Mario, que escribe las letras del grupo junto a Rodrigo Genni, dice: "Las canciones expresan lo que le pasa a los chicos de esta edad, en un país que los ha desilusionado mucho. Se habla con el lenguaje real, desde una poética cotidiana, pero no pretendemos bajar línea".
Ojalá nació el año último como desprendimiento de otro proyecto de Mario Sábato. Armar una banda joven para una película. Pero el grupo tomó su propio curso. Ahora, después de algunas presentaciones, tendrán la oportunidad de medir su música frente al público del Hard Rock Café, mañana, a las 23.

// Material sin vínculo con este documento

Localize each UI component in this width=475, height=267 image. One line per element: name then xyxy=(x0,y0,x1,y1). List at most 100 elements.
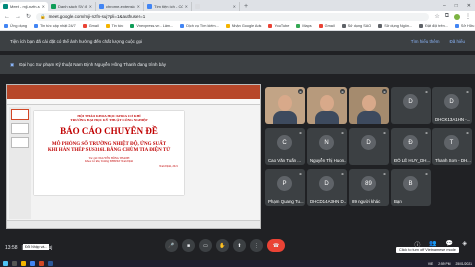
participant-avatar: C xyxy=(277,135,292,150)
chrome-icon[interactable] xyxy=(30,261,35,266)
bookmark-icon xyxy=(341,24,346,28)
slide-org-line2: TRƯỜNG ĐẠI HỌC KỸ THUẬT CÔNG NGHIỆP xyxy=(70,118,148,122)
mic-muted-icon: ⊘ xyxy=(424,130,429,135)
present-button[interactable]: ⬆ xyxy=(233,239,246,252)
bookmark-label: Vnexpress.vn - Lâm... xyxy=(136,24,174,28)
mic-muted-icon: ⊘ xyxy=(340,171,345,176)
bookmark-icon xyxy=(378,24,383,28)
bookmark-icon xyxy=(105,24,110,28)
bookmark-item[interactable]: Đặt đội trên... xyxy=(419,24,448,28)
camera-icon: ■ xyxy=(186,242,191,249)
bookmark-item[interactable]: Maps xyxy=(296,24,312,28)
bookmark-item[interactable]: Tin tức cập nhật 24/7 xyxy=(33,24,76,28)
participant-tile[interactable]: N ⊘ Nguyễn Thị Huon... xyxy=(307,128,347,165)
participant-tile[interactable]: ⊘ xyxy=(307,87,347,124)
participant-tile[interactable]: D ⊘ DHCD14A3HN D... xyxy=(307,169,347,206)
new-tab-button[interactable]: + xyxy=(240,2,252,11)
search-icon[interactable] xyxy=(12,261,17,266)
slide-title: BÁO CÁO CHUYÊN ĐỀ xyxy=(60,126,158,136)
browser-tab[interactable]: chrome-extension://appoint✕ xyxy=(96,2,144,11)
learn-more-link[interactable]: Tìm hiểu thêm xyxy=(411,39,440,44)
bookmark-label: Sử dụng SAO xyxy=(347,24,372,28)
bookmark-item[interactable]: Gmail xyxy=(318,24,335,28)
tab-close-icon[interactable]: ✕ xyxy=(42,4,45,9)
more-options-button[interactable]: ⋮ xyxy=(250,239,263,252)
mic-muted-icon: ⊘ xyxy=(298,89,303,94)
captions-button[interactable]: ▭ xyxy=(199,239,212,252)
tab-close-icon[interactable]: ✕ xyxy=(233,4,236,9)
bookmark-item[interactable]: YouTube xyxy=(268,24,289,28)
explorer-icon[interactable] xyxy=(21,261,26,266)
reload-icon[interactable]: ↻ xyxy=(26,13,31,20)
browser-tab[interactable]: Meet - mji-nzfn-suj ✕ xyxy=(0,2,48,11)
window-controls: – □ ✕ xyxy=(443,0,475,11)
word-icon[interactable] xyxy=(48,261,53,266)
participant-tile[interactable]: ⊘ xyxy=(265,87,305,124)
tab-close-icon[interactable]: ✕ xyxy=(137,4,140,9)
close-icon[interactable]: ✕ xyxy=(467,3,471,9)
browser-tabstrip: Meet - mji-nzfn-suj✕Danh sách SV đăng ký… xyxy=(0,0,475,11)
participant-tile[interactable]: Đ ⊘ ĐỖ LÊ HUY_DH... xyxy=(391,128,431,165)
activities-icon[interactable]: ◈ xyxy=(462,240,467,249)
raise-hand-button[interactable]: ✋ xyxy=(216,239,229,252)
bookmark-icon xyxy=(419,24,424,28)
bookmark-icon xyxy=(268,24,273,28)
dismiss-button[interactable]: Đã hiểu xyxy=(449,39,465,44)
participant-tile[interactable]: C ⊘ Cao Văn Tuấn ... xyxy=(265,128,305,165)
participant-tile[interactable]: 89 ⊘ 89 người khác xyxy=(349,169,389,206)
bookmark-item[interactable]: Nhận Google Ads xyxy=(225,24,261,28)
bookmark-label: Gmail xyxy=(324,24,335,28)
omnibox[interactable]: 🔒 meet.google.com/mji-nzfn-suj?pli=1&aut… xyxy=(36,12,430,21)
tab-close-icon[interactable]: ✕ xyxy=(89,4,92,9)
bookmark-icon xyxy=(180,24,185,28)
browser-tab[interactable]: Tìm tiện ích - Cửa hàng Chrome trự✕ xyxy=(144,2,192,11)
menu-icon[interactable]: ⋮ xyxy=(465,13,471,20)
clock-date: 25/01/2021 xyxy=(455,261,472,266)
bookmark-item[interactable]: Ứng dụng xyxy=(4,24,27,28)
back-icon[interactable]: ← xyxy=(4,14,10,20)
hand-icon: ✋ xyxy=(219,242,226,249)
forward-icon[interactable]: → xyxy=(15,14,21,20)
star-icon[interactable]: ☆ xyxy=(434,13,439,20)
mic-button[interactable]: 🎤 xyxy=(165,239,178,252)
browser-tab[interactable]: Danh sách SV đăng ký tham dự✕ xyxy=(48,2,96,11)
participant-tile[interactable]: D ⊘ DHCK13A1HN -... xyxy=(432,87,472,124)
bookmark-item[interactable]: Sử dụng Ngôn... xyxy=(378,24,412,28)
tab-favicon-icon xyxy=(195,4,200,9)
powerpoint-icon[interactable] xyxy=(39,261,44,266)
slide-thumbnails xyxy=(9,107,31,219)
bookmark-icon xyxy=(130,24,135,28)
minimize-icon[interactable]: – xyxy=(443,3,446,9)
url-text: meet.google.com/mji-nzfn-suj?pli=1&authu… xyxy=(48,14,146,19)
slide-subtitle-1: MÔ PHỎNG SỐ TRƯỜNG NHIỆT ĐỘ, ỨNG SUẤT xyxy=(51,142,167,147)
maximize-icon[interactable]: □ xyxy=(455,3,458,9)
tab-close-icon[interactable]: ✕ xyxy=(185,4,188,9)
participant-tile[interactable]: D ⊘ xyxy=(391,87,431,124)
browser-tab[interactable]: ✕ xyxy=(192,2,240,11)
participant-avatar: D xyxy=(361,135,376,150)
bookmark-item[interactable]: Sở Hữu | Modular... xyxy=(454,24,475,28)
camera-button[interactable]: ■ xyxy=(182,239,195,252)
participant-tile[interactable]: P ⊘ Phạm Quang Tu... xyxy=(265,169,305,206)
participant-tile[interactable]: ⊘ xyxy=(349,87,389,124)
bookmark-item[interactable]: Dịch vụ Tìm kiếm... xyxy=(180,24,219,28)
windows-taskbar: VIE 2:59 PM 25/01/2021 xyxy=(0,260,475,267)
participant-video xyxy=(362,95,376,111)
bookmark-label: Đặt đội trên... xyxy=(425,24,448,28)
mic-muted-icon: ⊘ xyxy=(298,130,303,135)
language-indicator[interactable]: VIE xyxy=(428,262,433,266)
extensions-icon[interactable]: ⧉ xyxy=(445,13,449,20)
leave-call-button[interactable]: ☎ xyxy=(267,239,285,252)
participant-tile[interactable]: B ⊘ Bạn xyxy=(391,169,431,206)
bookmark-item[interactable]: Vnexpress.vn - Lâm... xyxy=(130,24,173,28)
bookmark-item[interactable]: Tin tức xyxy=(105,24,123,28)
bookmark-label: Gmail xyxy=(88,24,99,28)
participant-name: Phạm Quang Tu... xyxy=(268,199,304,204)
bookmark-item[interactable]: Sử dụng SAO xyxy=(341,24,372,28)
windows-start-icon[interactable] xyxy=(3,261,8,266)
participant-tile[interactable]: T ⊘ Thanh Sơn - DH... xyxy=(432,128,472,165)
participant-tile[interactable]: D ⊘ xyxy=(349,128,389,165)
profile-avatar[interactable] xyxy=(454,13,460,20)
present-icon: ▣ xyxy=(10,61,15,67)
bookmark-item[interactable]: Gmail xyxy=(82,24,99,28)
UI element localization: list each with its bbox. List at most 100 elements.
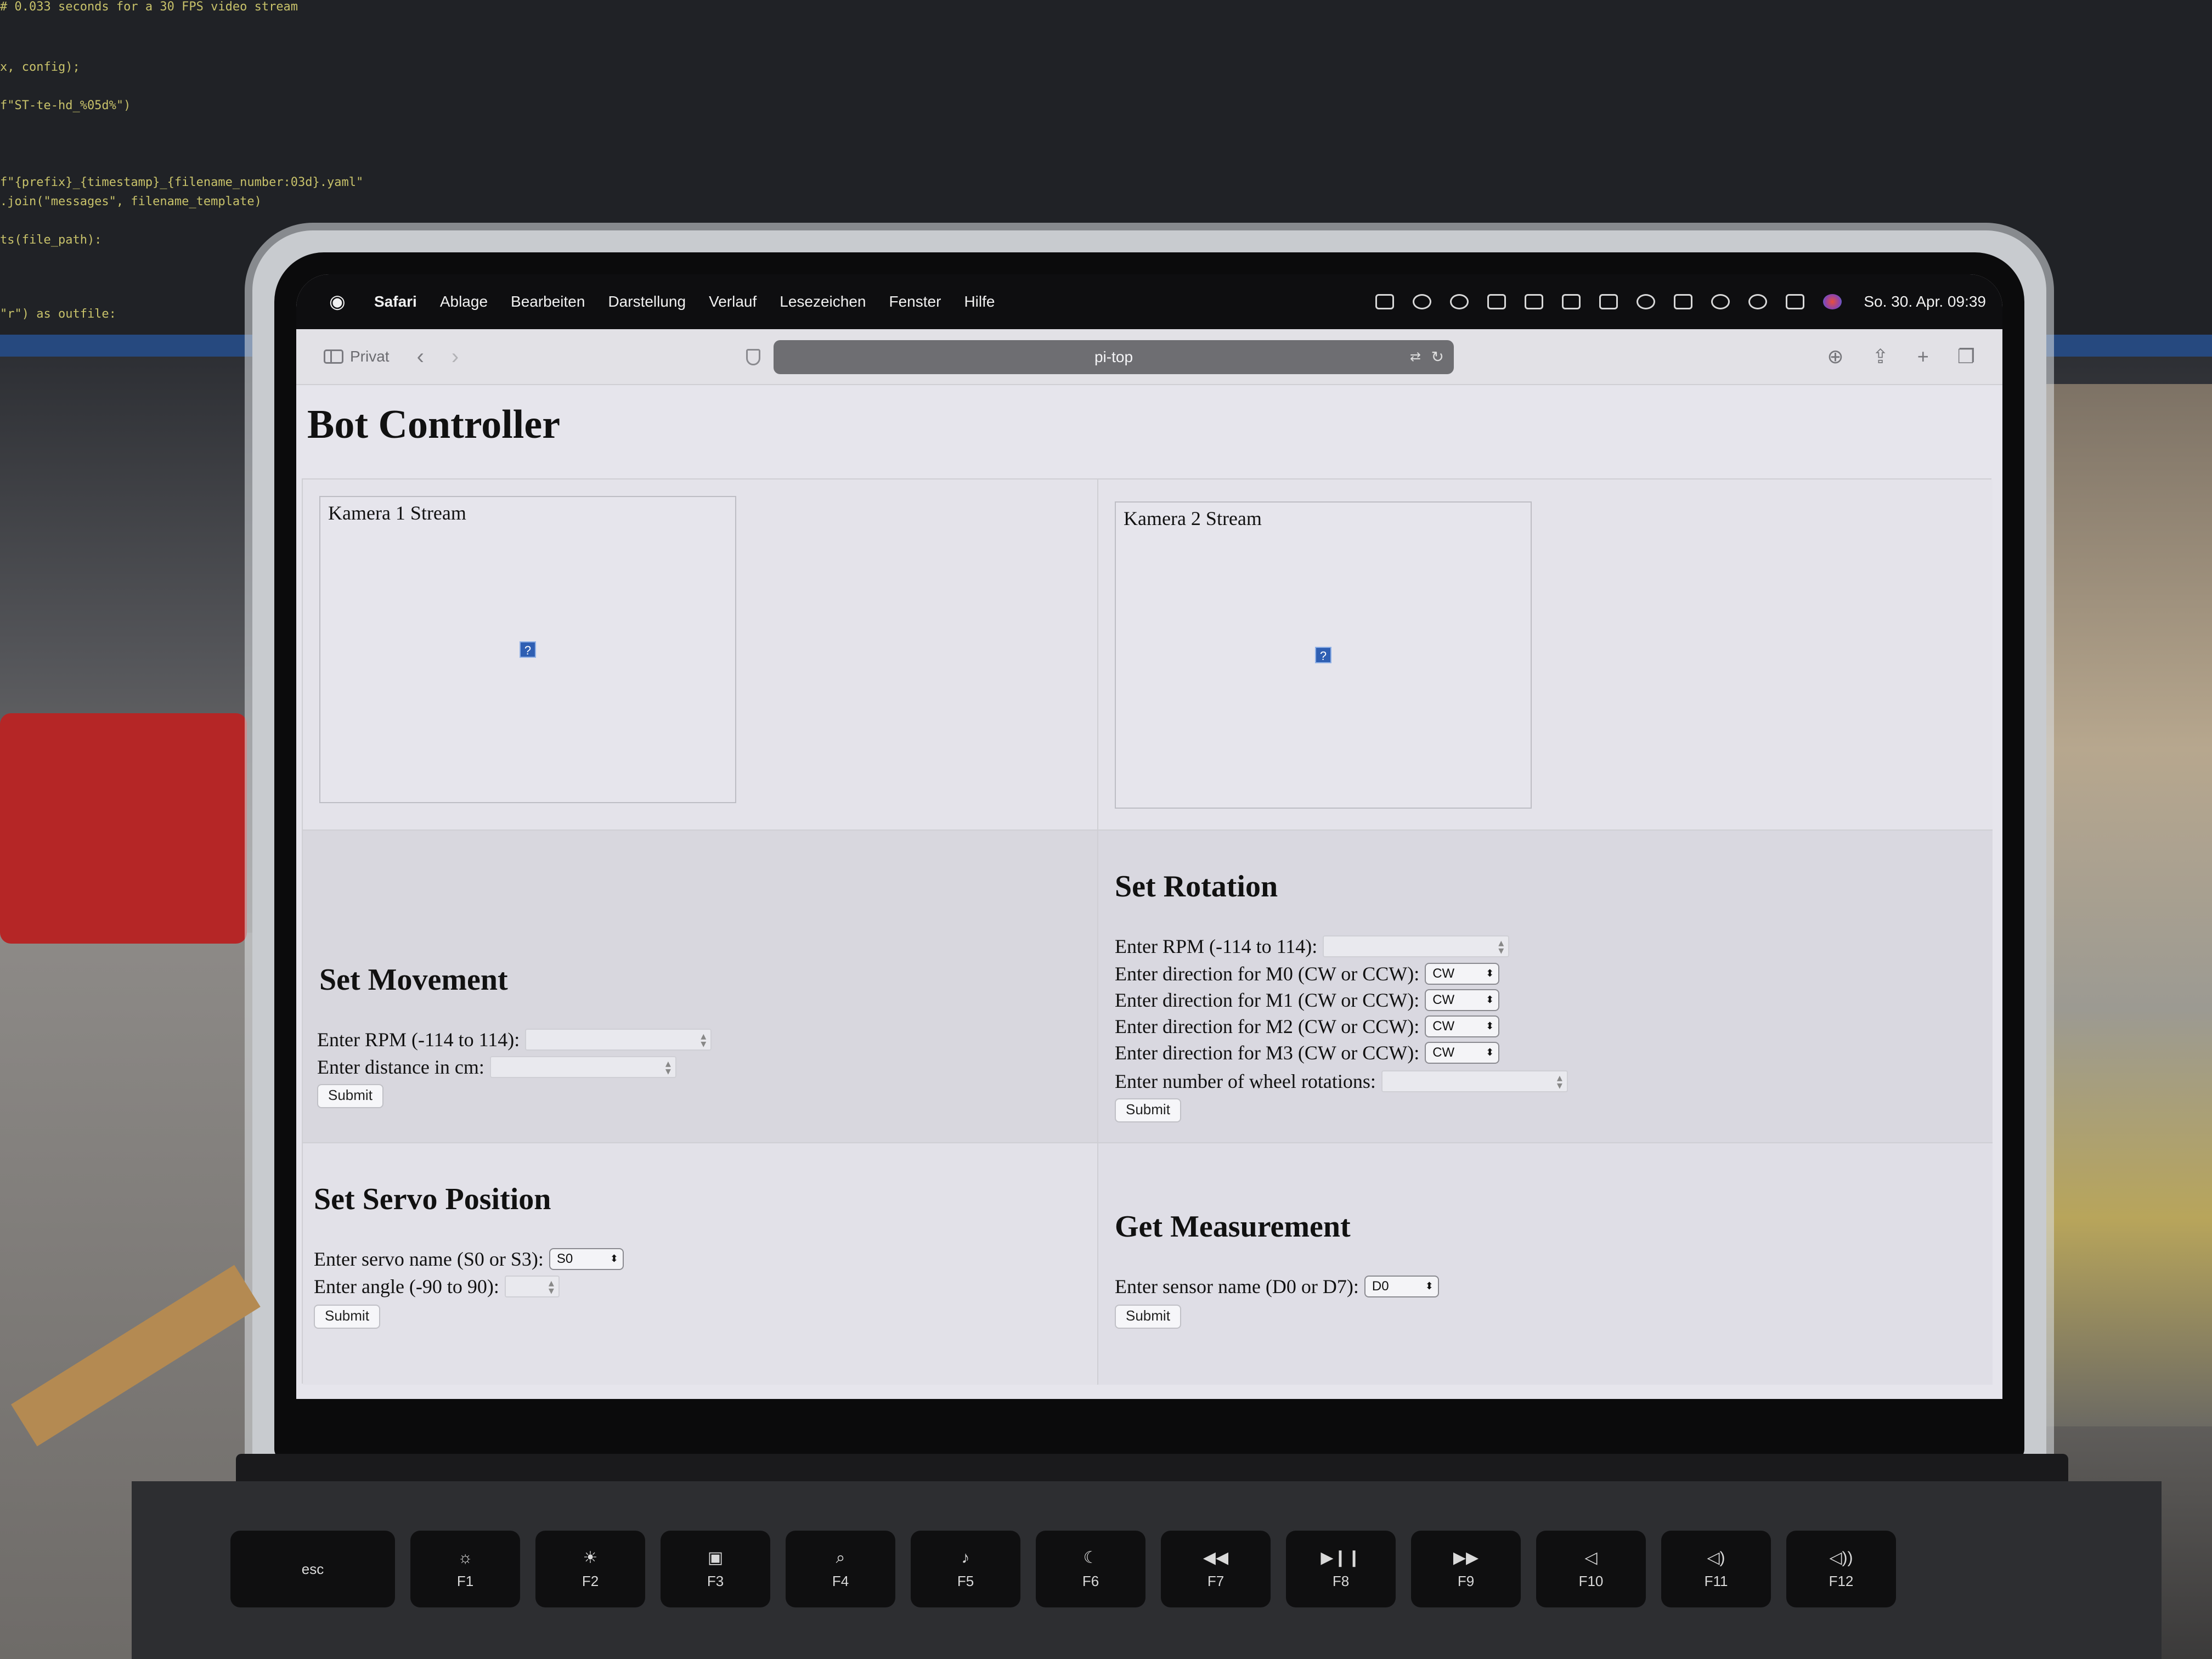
m0-direction-select[interactable]: CW ⬍ <box>1425 963 1500 985</box>
key-f3[interactable]: ▣ F3 <box>661 1531 770 1607</box>
translate-icon[interactable]: ⇄ <box>1410 340 1421 374</box>
servo-angle-row: Enter angle (-90 to 90): ▴ ▾ <box>314 1275 560 1298</box>
new-tab-icon[interactable]: + <box>1917 345 1929 368</box>
wifi-icon[interactable] <box>1711 294 1730 309</box>
menu-bearbeiten[interactable]: Bearbeiten <box>511 293 585 311</box>
key-label: F7 <box>1207 1573 1224 1589</box>
reload-icon[interactable]: ↻ <box>1431 340 1444 374</box>
key-f6[interactable]: ☾ F6 <box>1036 1531 1146 1607</box>
menu-ablage[interactable]: Ablage <box>440 293 488 311</box>
menu-safari[interactable]: Safari <box>374 293 417 311</box>
field-label: Enter distance in cm: <box>317 1056 484 1078</box>
menu-verlauf[interactable]: Verlauf <box>709 293 757 311</box>
select-value: CW <box>1432 1019 1455 1034</box>
camera-1-cell: Kamera 1 Stream ? <box>303 479 1098 831</box>
function-key-row: esc ☼ F1 ☀ F2 ▣ F3 ⌕ F4 ♪ F5 ☾ F6 ◀◀ F7 ▶❙❙ F8 ▶… <box>230 1531 2041 1607</box>
rotation-m1-row: Enter direction for M1 (CW or CCW): CW ⬍ <box>1115 989 1500 1012</box>
key-f4[interactable]: ⌕ F4 <box>786 1531 895 1607</box>
address-bar[interactable]: pi-top ⇄ ↻ <box>774 340 1454 374</box>
key-f1[interactable]: ☼ F1 <box>410 1531 520 1607</box>
m2-direction-select[interactable]: CW ⬍ <box>1425 1015 1500 1037</box>
key-label: F2 <box>582 1573 599 1589</box>
sync-icon[interactable] <box>1450 294 1469 309</box>
screen-mirror-icon[interactable] <box>1375 294 1395 309</box>
movement-submit-button[interactable]: Submit <box>317 1084 383 1108</box>
broken-image-icon: ? <box>1315 647 1331 663</box>
share-icon[interactable]: ⇪ <box>1872 345 1889 368</box>
user-icon[interactable] <box>1637 294 1656 309</box>
movement-rpm-input[interactable]: ▴ ▾ <box>525 1029 712 1051</box>
rotation-m2-row: Enter direction for M2 (CW or CCW): CW ⬍ <box>1115 1015 1500 1038</box>
key-f8[interactable]: ▶❙❙ F8 <box>1286 1531 1396 1607</box>
menu-hilfe[interactable]: Hilfe <box>964 293 995 311</box>
stepper-icon[interactable]: ▴ ▾ <box>549 1277 554 1296</box>
privacy-shield-icon[interactable] <box>746 349 760 365</box>
macos-menubar: ◉ Safari Ablage Bearbeiten Darstellung V… <box>296 274 2002 329</box>
servo-submit-button[interactable]: Submit <box>314 1305 380 1329</box>
servo-angle-input[interactable]: ▴ ▾ <box>504 1276 560 1297</box>
key-label: F8 <box>1332 1573 1350 1589</box>
section-title: Set Movement <box>319 963 508 997</box>
stepper-icon[interactable]: ▴ ▾ <box>1557 1072 1562 1091</box>
downloads-icon[interactable]: ⊕ <box>1827 345 1843 368</box>
toolbar-right-icons: ⊕ ⇪ + ❐ <box>1827 329 1975 384</box>
stepper-icon[interactable]: ▴ ▾ <box>1498 937 1504 956</box>
key-f11[interactable]: ◁) F11 <box>1661 1531 1771 1607</box>
red-device <box>0 713 247 944</box>
m3-direction-select[interactable]: CW ⬍ <box>1425 1042 1500 1064</box>
siri-icon[interactable] <box>1823 294 1842 309</box>
back-button[interactable]: ‹ <box>417 345 424 369</box>
key-esc[interactable]: esc <box>230 1531 395 1607</box>
select-chevron-icon: ⬍ <box>1486 994 1494 1006</box>
menu-darstellung[interactable]: Darstellung <box>608 293 686 311</box>
select-value: D0 <box>1372 1279 1389 1294</box>
private-label: Privat <box>350 348 390 365</box>
menu-fenster[interactable]: Fenster <box>889 293 941 311</box>
field-label: Enter angle (-90 to 90): <box>314 1276 499 1297</box>
wheel-rotations-input[interactable]: ▴ ▾ <box>1381 1070 1568 1092</box>
mission-control-icon: ▣ <box>707 1549 724 1567</box>
key-f2[interactable]: ☀ F2 <box>535 1531 645 1607</box>
sidebar-toggle-button[interactable]: Privat <box>324 348 390 365</box>
apple-menu-icon[interactable]: ◉ <box>329 291 351 313</box>
key-f7[interactable]: ◀◀ F7 <box>1161 1531 1271 1607</box>
menu-lesezeichen[interactable]: Lesezeichen <box>780 293 866 311</box>
stepper-icon[interactable]: ▴ ▾ <box>665 1058 671 1076</box>
stepper-icon[interactable]: ▴ ▾ <box>701 1030 706 1049</box>
select-chevron-icon: ⬍ <box>610 1253 618 1265</box>
spotlight-search-icon[interactable] <box>1748 294 1768 309</box>
select-value: CW <box>1432 992 1455 1007</box>
code-line: x, config); <box>0 60 80 74</box>
drive-icon[interactable] <box>1487 294 1506 309</box>
battery-icon[interactable] <box>1674 294 1693 309</box>
key-f12[interactable]: ◁)) F12 <box>1786 1531 1896 1607</box>
headphones-icon[interactable] <box>1413 294 1432 309</box>
rotation-submit-button[interactable]: Submit <box>1115 1098 1181 1122</box>
servo-name-select[interactable]: S0 ⬍ <box>549 1248 624 1270</box>
brightness-down-icon: ☼ <box>458 1548 473 1567</box>
forward-button[interactable]: › <box>452 345 459 369</box>
rotation-rpm-input[interactable]: ▴ ▾ <box>1323 935 1510 957</box>
code-line: ts(file_path): <box>0 233 102 247</box>
movement-distance-input[interactable]: ▴ ▾ <box>489 1056 676 1078</box>
controller-grid: Kamera 1 Stream ? Kamera 2 Stream ? Set … <box>302 478 1993 1385</box>
field-label: Enter direction for M3 (CW or CCW): <box>1115 1042 1420 1064</box>
m1-direction-select[interactable]: CW ⬍ <box>1425 989 1500 1011</box>
key-f10[interactable]: ◁ F10 <box>1536 1531 1646 1607</box>
key-label: F4 <box>832 1572 849 1589</box>
measurement-submit-button[interactable]: Submit <box>1115 1305 1181 1329</box>
calendar-icon[interactable] <box>1599 294 1618 309</box>
select-value: CW <box>1432 1045 1455 1060</box>
key-label: esc <box>301 1560 324 1577</box>
menubar-clock[interactable]: So. 30. Apr. 09:39 <box>1864 293 1986 311</box>
section-title: Set Rotation <box>1115 870 1278 904</box>
key-f9[interactable]: ▶▶ F9 <box>1411 1531 1521 1607</box>
key-f5[interactable]: ♪ F5 <box>911 1531 1020 1607</box>
bed-icon[interactable] <box>1562 294 1581 309</box>
tools-icon[interactable] <box>1525 294 1544 309</box>
laptop-screen: ◉ Safari Ablage Bearbeiten Darstellung V… <box>296 274 2002 1399</box>
control-center-icon[interactable] <box>1786 294 1805 309</box>
key-label: F9 <box>1457 1573 1475 1589</box>
tab-overview-icon[interactable]: ❐ <box>1957 345 1975 368</box>
sensor-name-select[interactable]: D0 ⬍ <box>1364 1276 1439 1297</box>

"Suenan mucho más profesionales que cualquier banda nueva de rock nacional, y la música es para su generación, pero no son una banda escolar", aclara Guido Sábato.
-¿Qué opina su abuelo?
Juan: -En realidad él nos fue a ver cuando tocamos en la carpa docente y le gustó, pero quedó un poco sordo.
-¿Pensaron en musicalizar alguno de sus textos?
Guido: -Al principio queríamos hacer un cover del tema de los Cadillacs "Sábato", pero después pensamos que no, porque alguien podía entender que queríamos usar su apellido.
"No hace falta que digamos el respeto que tenemos por su obra y el cariño que existe entre nosotros -agrega Juan-, pero no queremos mezclar las cosas.
"Siempre cuando saben que somos sus nietos, la gente pierde objetividad.Me ha pasado con maestras que me han tirado a matar en un examen y otras que me trataban muy bien por ser un Sábato".
"Si alguna vez musicalizamos algo va a ser un libro de poemas de la abuela Matilde. Porque desde que tengo uso de razón soy el nieto de...y en algún momento me gustaría ser reconocido por mérito propio y de la banda."
A lo que Mario, heredero directo, agrega:"Llevar el apellido Sábato es una pesada herencia".